Apakah Menikah di Bulan Muharram atau Bulan Suro Tidak Diperbolehkan?
Di beberapa kalangan masyarakat Jawa, ada kepercayaan bahwa melangsungkan pernikahan di Bulan Suro atau hari Asyura (hari ke-10 bulan Muharram) tidak diperbolehkan untuk dijadikan momen hajatan. Bulan Suro dianggap sebagai waktu yang tidak baik untuk mengadakan acara pernikahan. Namun, apakah anggapan ini benar? Bagaimana pandangan Islam?

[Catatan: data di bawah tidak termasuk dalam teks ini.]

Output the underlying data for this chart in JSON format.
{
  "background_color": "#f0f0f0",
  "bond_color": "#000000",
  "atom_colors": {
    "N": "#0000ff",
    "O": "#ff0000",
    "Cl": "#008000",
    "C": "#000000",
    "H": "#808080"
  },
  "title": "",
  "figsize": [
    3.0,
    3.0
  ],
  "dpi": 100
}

Kata Suro berasal dari ‘Asyura dalam bahasa Arab yang berarti kesepuluh (merujuk pada tanggal 10 bulan Suro). Istilah ini kemudian menjadi penentu awal bulan dalam penanggalan Jawa. Dalam tradisi Islam, Suro dikenal sebagai bulan Muharram, bulan pertama dalam Kalender Islam.
Muharram adalah bulan yang telah dikenal sejak sebelum Islam dan termasuk dalam bulan-bulan yang dihormati oleh Allah. Khalifah Umar Bin Khattab menetapkan penanggalan Hijriah dimulai dari bulan Muharram.
Menurut sebuah kajian oleh Gus Muwafiq, masyarakat Jawa memang memiliki banyak pantangan selama bulan Suro. Mereka menghindari kegiatan pernikahan, perayaan, bahkan pindah rumah.